III: Medium: Collaborative Research: Citing Structured and Evolving Data
The National Science Foundation has funded this project (NSF IIS - 1302212) to investigate the computational issues involved with data citation. There is increasing demand for the provenance, authorship and ownership of data to be recognized through some form of citation in much the same way that conventional scholarship is served by citations. However, the specification and generation of citations for large, complex data sets poses non-trivial computational challenges.
At the same time new forms of publication, such as executable papers and large derived data sets require new forms of citation, and in the case of linked open data we do not even know how to organise our information so that citation is possible. Our hope is to make some headway with theses challenges as well. If you are interested in these problems, please get in touch with one of the investigators
- Susan Davidson, PI (University of Pennsylvania)
- Val Tannen, co-PI (University of Pennsylvania)
- Peter Buneman, co-PI (University of Edinburgh/University of Pennsylvania)
- Wenfei Fan, Senior Personnel (University of Edinburgh)
- James Frew, PI (UCSB)
Citation is an essential part of scientific publishing and, more generally, of scholarship. It is used to gauge the trust placed in published information and, for better or for worse, is an important factor in judging academic reputation. Now that so much scientific publishing involves data and takes place through a database rather than conventional journals, how is some part of a database to be cited? More generally, how should data stored in a repository that has complex internal structure and that is subject to change be cited?
The goal of this research is to develop a framework for data citation which takes into account the increasingly large number of possible citations; the need for citations to be both human and machine readable; and the need for citations to conform to various specifications and standards. A basic assumption is that citations must be generated, on the fly, from the database. The framework is validated by a prototype system in which citations conforming to pre-specified standards are automatically generated from the data, and tested on operational databases of pharmacological (IUPHAR) and Earth science data (ES3).
The broader impact of this research is on scientists who publish their findings in organized data collections or databases; data centers that publish and preserve data; businesses and government agencies that provide on-line reference works; and on various organizations who formulate data citation principles. The research also tackles the issue of how to enrich linked data so that it can be properly cited.

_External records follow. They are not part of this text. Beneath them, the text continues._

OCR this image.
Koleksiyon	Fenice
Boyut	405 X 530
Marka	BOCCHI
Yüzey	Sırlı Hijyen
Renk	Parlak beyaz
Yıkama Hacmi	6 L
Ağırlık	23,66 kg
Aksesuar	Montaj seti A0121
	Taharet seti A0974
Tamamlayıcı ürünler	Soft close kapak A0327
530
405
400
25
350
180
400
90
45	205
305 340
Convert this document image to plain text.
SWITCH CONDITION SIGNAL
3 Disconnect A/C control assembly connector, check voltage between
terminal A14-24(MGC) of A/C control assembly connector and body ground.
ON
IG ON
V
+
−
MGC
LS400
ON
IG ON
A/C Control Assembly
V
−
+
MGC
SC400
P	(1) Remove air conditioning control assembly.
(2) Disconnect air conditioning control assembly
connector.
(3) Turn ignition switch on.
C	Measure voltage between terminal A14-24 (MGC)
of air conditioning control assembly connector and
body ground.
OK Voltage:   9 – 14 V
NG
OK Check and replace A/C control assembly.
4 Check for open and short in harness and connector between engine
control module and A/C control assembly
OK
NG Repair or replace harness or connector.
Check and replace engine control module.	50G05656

In addition to IUPHAR and ES3, we are working with the following data sources:
- Eagle-i, a resource discovery dataset for translational science research. Eagle-i has clearly specified data citation requirements, and automatically serves up persistent identifiers (Eagle-i IDs) for resources but does not automatically generate the citation. We have downloaded the RDF dataset, and have created an interface which, given the Eagle-i ID, will render the citation in human readable format, with optional XML/BibTEX/RIS exports. We have hosted this on AWS and are testing with Eagle-i developers.
- Reactome, a curated and peer reviewed pathway database whose goal is to support basic research, genome analysis, modeling, systems biology and education. Reactome also has clearly specified data citation requirements, but does not automatically generate the citation. We have downloaded XML versions of the dataset, and have developed citation rules reflecting these requirements.
- Hetionet, a public biological database being developed within collaborator Dr. Casey Greene's group.
- GENCODE, a high quality reference for human and mouse genomes which also provides summary information.
Our code has been published in Github. If you feel interested, please fork the following directory in Github: https://github.com/thuwuyinjun/Data_citation_demo , which references some code from a Github project (https://github.com/chenlica/alu01-corecover) on Query rewriting using views
Besides the existing scientific databases, e.g. IUPHAR, we also developed the following datasets for validation and experiments:
DBLP-NSF datasets, an integration of publication data extracted from DBLP dataset and the corresponding NSF grant data extracted from the National Science Foundation grant dataset.
Workshop on Computational Challenges in Data Citation
Event Date: April 17th and 18th, 2014
Event Venue: Singh Center for Nanotechnology
Event Wiki Page: Computational Challenges in Data Citation
Workshop Report: Computational Challenges in Data Citation - Workshop Report
The purpose of this workshop was to bring together people representing Information Science, Data Science, and Computer Science to enumerate the computational challenges and opportunities associated with data citation. The workshop was organized around three sessions – Citation Principles and Standards, Citation and Linked Open Data, and Executable Papers and Reproducibility – during which an overview talk was given followed by perspectives by participants. Participants then broke out into breakout groups, each of which contained people from different disciplines, and brainstormed what they believed to be the most important computational challenges for data citation. During a plenary session the next day, the challenges were revisited and refined.